Göttingen (epo.de). – Mehr als ein Dutzend nichtstaatliche Organisationen haben am Mittwoch eine Sammelklage bei der Bundesanwaltschaft des brasilianischen Bundesstaates Pará eingereicht, um den Bau des Belo Monte-Staudamms zu stoppen. Die NGOs, darunter die Gesellschaft für bedrohte Völker (GfbV) in Göttingen, sehen die Existenz von Indianervölkern am Xingu-Fluss bedroht.
Die Gesellschaft für bedrohte Völker erklärte am Mittwoch in Göttingen, sie sei in großer Sorge um Angehörige indianischer Völker, die in Reservaten am Rio Xingu im brasilianischen Bundesstaat Pará leben und durch den geplanten Bau des Belo Monte-Staudamms akut gefährdet seien. Recherchen der GfbV-Mitarbeiterin Rebecca Sommer in Brasilien hätten nachgewiesen, dass mit dem Bau des Megastaudamms eine groß angelegte Industrialisierung dieser Amazonasregion eingeleitet werden solle. Die im Einzugsgebiet des Xingu lebenden Indianervölker und insbesondere eine kleine, isoliert lebende indianische Gemeinschaft in unmittelbarere Nähe des Staudamms seien damit existenziell bedroht. Außerdem werde der Stausee eine Fläche von 500 Quadratkilometern Wald und Anbauflächen der Ureinwohner von der Größe des Bodensees unter Wasser setzen.

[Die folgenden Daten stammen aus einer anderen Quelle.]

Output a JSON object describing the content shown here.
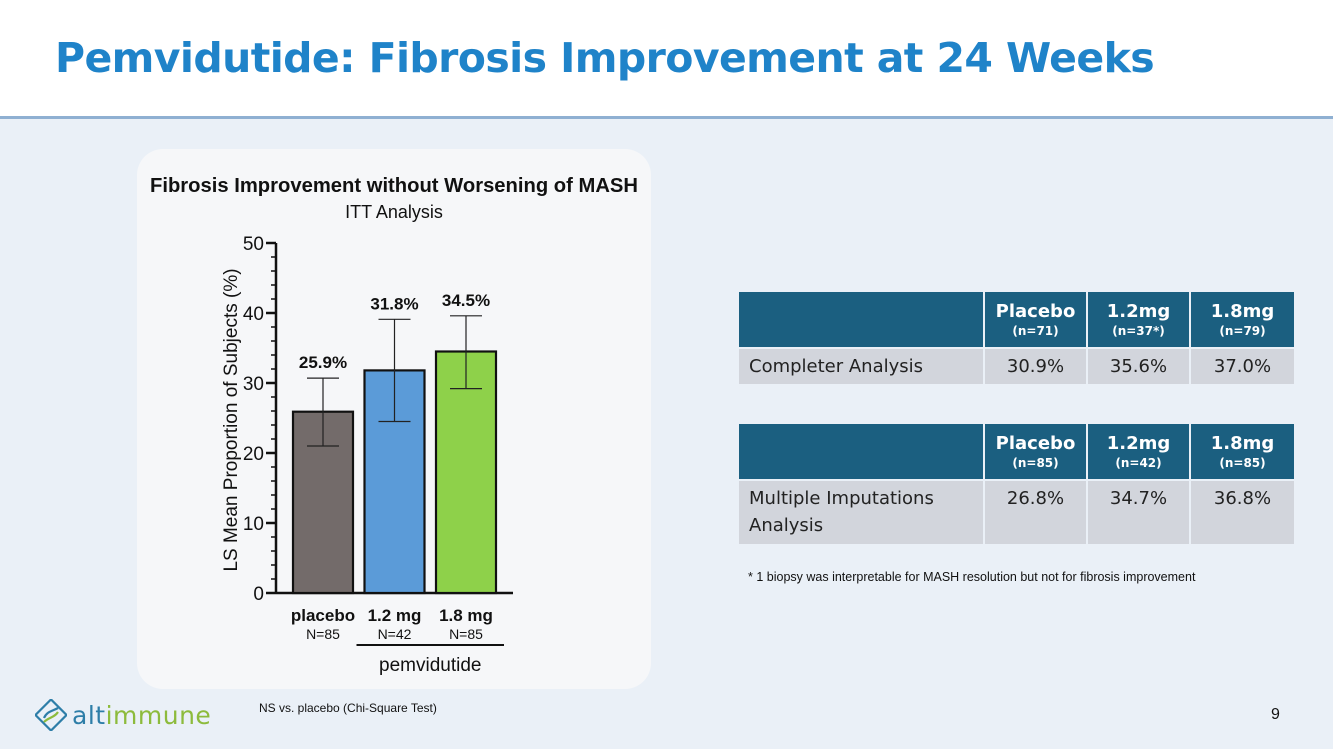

Die GfbV reichte gemeinsam mit der brasilianischen Umweltorganisation KANINDE und 12 weiteren Nichtregierungsorganisationen am Mittwoch eine Sammelklage bei der Bundesanwaltschaft (Ministério Publico Federal) von Pará ein, damit sie den Bau des Belo Monte-Staudamms stoppt.
„Die Ureinwohner der Xingu-Region leben in Unsicherheit und Angst“, berichtete die GfbV. Sie seien über die Konsequenzen des Belo Monte-Projekts auf ihre Lebensgrundlagen nicht umfassend informiert und nie um ihr Einverständnis zum Bau gebeten worden. Dazu sei Brasilien durch die Ratifizierung der Konvention 169 der Internationalen Arbeitorganisation (ILO) und durch die UN-Deklaration zu den Rechten indigener Völker zum Schutz der Ureinwohnerrechte jedoch verpflichtet.
Seit die brasilianische Verfassung von 1988 den indigenen Völkern des Landes einen gewissen Schutz zuspricht, wurden über 20 Prozent des Amazonasregenwaldes als Reservate ausgewiesen. „Nun soll dieser Auftrag der Gier nach Bodenschätzen geopfert werden“, kritisierte die GfbV. Für die noch isoliert lebenden Ureinwohner, die nur 70 Kilometer vom geplanten Staudamm entfernt gesichtet wurden, sei diese Entwicklung besonders bedrohlich. Ihr Gebiet solle für den Holzeinschlag freigegeben werden.
Das Belo Monte Projekt weckt nach den Recherchen der GfbV zudem schon jetzt Begehrlichkeiten bei Bergbauunternehmen. Geologen vermuten in der Umgebung des Staudammes große Rohstoffvorkommen. Laut Umweltverträglichkeitsbericht für den Belo Monte-Staudamm, der vom staatlichen Energiebetrieb Eletrobrás verfasst wurde, seien über rund 63 Prozent der Gesamtfläche der Indianerreservate bereits Genehmigungen für die Suche nach Bodenschätzen beantragt worden. Die Indianer selbst seien darüber bislang weder informiert worden, noch hätten sie einem künftigen Rohstoffabbau in ihrem Siedlungsgebiet zugestimmt.